American Chemical Society bans university after "spider-trap" is clicked

[+] freshyill|12 years ago|reply

It's worth noting that many journals don't control the platform their scholarly content. It looks like ACS uses this [Atypon](http://www.atypon.com). That's the likely source of this spider trap, not ACS.

Atypon has [a relatively small client list](http://www.atypon.com/our-clients/featured-clients.php). Compare it to [Highwire](http://highwire.stanford.edu/lists/allsites.dtl). I'd be willing to bet that all journals hosted with Atypon share this spider trap—even journals that are supposed to be open access where spidering should be OK.

Scientific publishing is weird. Source: I work in scientific publishing.

[+] ak217|12 years ago|reply

Scientific publishing is not just weird, it's sinister.

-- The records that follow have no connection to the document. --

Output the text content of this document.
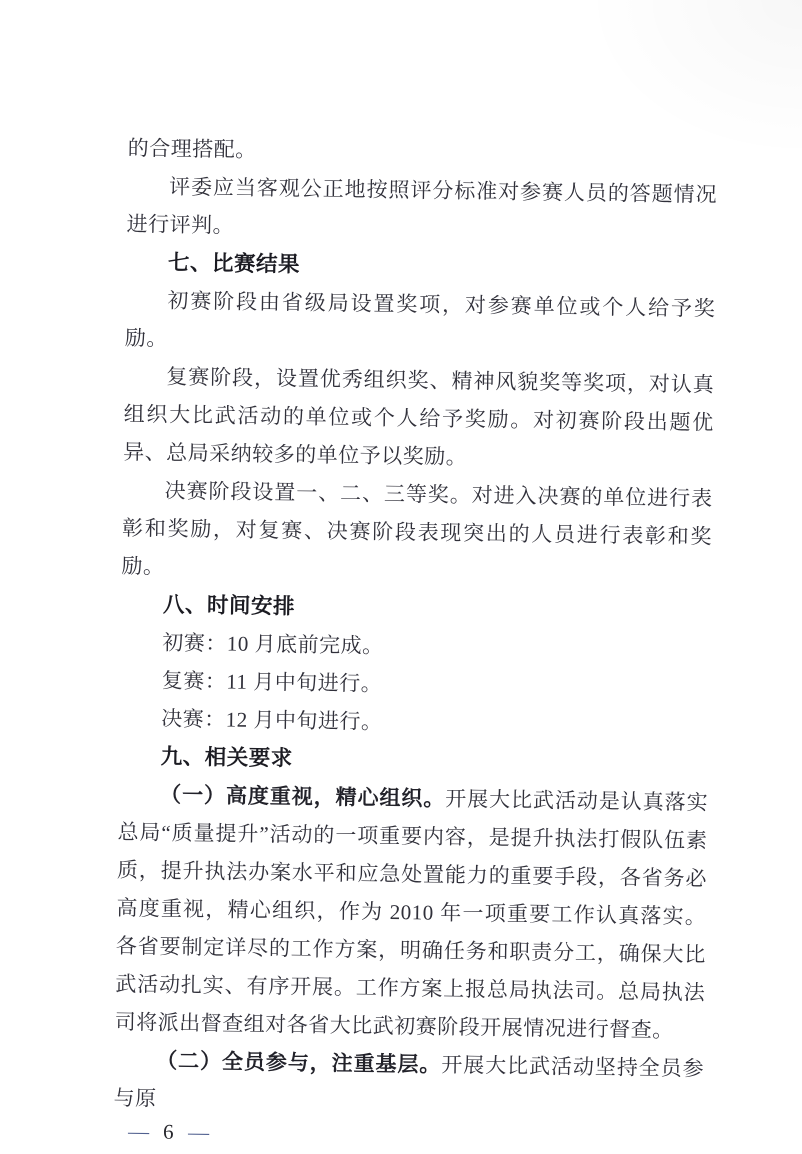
的合理搭配。

评委应当客观公正地按照评分标准对参赛人员的答题情况进行评判。

七、比赛结果

初赛阶段由省级局设置奖项，对参赛单位或个人给予奖励。

复赛阶段，设置优秀组织奖、精神风貌奖等奖项，对认真组织大比武活动的单位或个人给予奖励。对初赛阶段出题优异、总局采纳较多的单位予以奖励。

决赛阶段设置一、二、三等奖。对进入决赛的单位进行表彰和奖励，对复赛、决赛阶段表现突出的人员进行表彰和奖励。

八、时间安排

初赛：10 月底前完成。

复赛：11 月中旬进行。

决赛：12 月中旬进行。

九、相关要求

（一）高度重视，精心组织。开展大比武活动是认真落实总局“质量提升”活动的一项重要内容，是提升执法打假队伍素质，提升执法办案水平和应急处置能力的重要手段，各省务必高度重视，精心组织，作为 2010 年一项重要工作认真落实。各省要制定详尽的工作方案，明确任务和职责分工，确保大比武活动扎实、有序开展。工作方案上报总局执法司。总局执法司将派出督查组对各省大比武初赛阶段开展情况进行督查。

（二）全员参与，注重基层。开展大比武活动坚持全员参与原

— 6 —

That said, ACS is pretty sinister, too. They opposed PubChem (http://en.wikipedia.org/wiki/PubChem#ACS.27s_concerns) and in general don't behave like the nonprofit scientist trade organization that they present themselves as.

[+] greglindahl|12 years ago|reply

In Highwire's case, they typically have a robots.txt blocking everyone but Google ... and the reason is not malice, it's inefficient software. Fetching a page once every few seconds is enough to overload their system.

[+] Blahah|12 years ago|reply

All the Atypon clients seem to have now disabled this trap (I tried the 5 biggest ones).

[+] lazyjeff|12 years ago|reply

Those client lists are a bit unfair to compare: Atypon lists large publishers (Elsevier, IEEE, Oxford University Press, Taylor & Francis, ACS) while HighWire's list has a lot of individual journals (Journal of Early Childhood Research, Monthly Notices of the Royal Astronomical Society: Letters, etc.)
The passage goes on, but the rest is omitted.